VA: C’è nelle tue poesie una forte presenza animale – i ragni, i pesci, le capre. Corporea, ma mai morbosa. Ricordano un po’ personaggi del mito – fantastici e concreti allo stesso tempo. Ma eviti sempre la violenza dell’astrazione: se compaiono, compaiono come corpi, non come metafore o simboli di altro. Conoscendo anche la tua particolare sensibilità al tema, vorrei che mi parlassi di più della presenza animale nel tuo scrivere: le sue forme, i suoi significati.
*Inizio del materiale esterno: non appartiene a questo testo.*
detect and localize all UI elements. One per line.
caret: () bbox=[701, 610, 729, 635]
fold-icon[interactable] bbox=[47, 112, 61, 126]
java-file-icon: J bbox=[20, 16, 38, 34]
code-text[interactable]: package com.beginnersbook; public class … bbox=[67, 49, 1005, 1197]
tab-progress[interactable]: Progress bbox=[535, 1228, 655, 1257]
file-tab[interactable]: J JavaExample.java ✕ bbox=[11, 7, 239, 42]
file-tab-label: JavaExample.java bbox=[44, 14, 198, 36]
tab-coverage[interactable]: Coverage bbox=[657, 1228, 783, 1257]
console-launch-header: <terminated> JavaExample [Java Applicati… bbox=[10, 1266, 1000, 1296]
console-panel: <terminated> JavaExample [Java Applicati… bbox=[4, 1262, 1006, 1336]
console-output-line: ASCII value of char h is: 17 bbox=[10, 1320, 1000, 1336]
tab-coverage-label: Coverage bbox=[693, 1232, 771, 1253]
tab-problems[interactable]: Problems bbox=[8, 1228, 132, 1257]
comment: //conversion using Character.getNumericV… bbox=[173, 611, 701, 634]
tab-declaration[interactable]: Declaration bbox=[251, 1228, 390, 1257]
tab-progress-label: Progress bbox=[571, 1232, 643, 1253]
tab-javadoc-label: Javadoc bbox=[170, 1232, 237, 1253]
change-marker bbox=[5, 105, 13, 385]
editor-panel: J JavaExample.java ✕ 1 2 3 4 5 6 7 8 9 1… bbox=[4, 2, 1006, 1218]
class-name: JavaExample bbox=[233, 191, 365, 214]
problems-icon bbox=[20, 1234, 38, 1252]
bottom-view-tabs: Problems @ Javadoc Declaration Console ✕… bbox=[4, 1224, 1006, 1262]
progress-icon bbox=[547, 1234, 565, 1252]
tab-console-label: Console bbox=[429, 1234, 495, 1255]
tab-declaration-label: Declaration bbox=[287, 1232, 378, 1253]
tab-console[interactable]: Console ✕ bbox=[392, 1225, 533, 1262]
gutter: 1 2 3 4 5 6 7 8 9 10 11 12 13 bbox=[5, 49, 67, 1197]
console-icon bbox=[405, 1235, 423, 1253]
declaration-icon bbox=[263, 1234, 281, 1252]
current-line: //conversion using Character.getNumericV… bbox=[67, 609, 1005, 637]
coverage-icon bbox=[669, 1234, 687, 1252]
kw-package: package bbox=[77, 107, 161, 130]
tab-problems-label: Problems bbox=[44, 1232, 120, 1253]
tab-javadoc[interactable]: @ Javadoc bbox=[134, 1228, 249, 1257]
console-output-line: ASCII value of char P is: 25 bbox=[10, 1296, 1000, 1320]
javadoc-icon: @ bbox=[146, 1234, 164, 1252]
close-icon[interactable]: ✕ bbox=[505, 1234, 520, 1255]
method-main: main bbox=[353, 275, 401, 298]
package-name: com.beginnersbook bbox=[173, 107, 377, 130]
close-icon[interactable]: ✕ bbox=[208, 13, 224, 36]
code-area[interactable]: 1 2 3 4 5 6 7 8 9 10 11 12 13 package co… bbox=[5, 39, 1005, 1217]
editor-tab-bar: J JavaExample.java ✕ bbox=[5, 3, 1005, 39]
DG: La mia carne e la carne degli altri viventi non conoscono interruzioni di sostanza. Anche per questo non me ne nutro, se non con gli occhi. La poesia risiede tutta nello sguardo: non credo che serva ricorrere all’invenzione davanti a quanto si rivela continuamente alla vista. Le parole sono solo un tramite, un vascello, è davvero già tutto scritto nelle cose. Gli animali lo sanno, ci osservano, ci vedono meglio di noi: hanno mille pupille diverse. Sono di gran lunga più vicini al dio, sentinelle dell’esistere. Sono i poeti migliori del mondo, perché conoscono e tacciono. La parola migliore è sempre quella che manca.
Note
1 “Amórgo” in Daphne Grieco, Amórgo, Bertoni Editore, San Giuliano Milanese 2025
2 Luisa Muraro, L’ordine simbolico della madre, Editori Riuniti 2022 (ed. originale 1991)
3 Daphne Grieco, Amórgo, Bertoni Editore, San Giuliano Milanese 2025, pag 55
4 Luisa Muraro, L’ordine simbolico della madre, Editori Riuniti 2022 pag 60
5 Vedi nota 1
6 “Sine nomine (in saecula saeculorum)” in Daphne Grieco, Amórgo, Bertoni Editore, San Giuliano Milanese 2025, pag 45
7 “II cerchio”, ibi pag 47
8 Ibi pag 55
9 Penitenziagite, ibi pag 44
Daphne Grieco (1995), di origini italo-ungheresi, è assegnista di ricerca in paleografia latina presso la Scuola Superiore Meridionale di Napoli, dove si occupa della tradizione manoscritta di testi bassomedievali (Divina Commedia, Rerum vulgarium fragmenta). Suoi testi poetici sono comparsi in numerose antologie e riviste. Amórgo (Bertoni 2025) è la sua opera prima.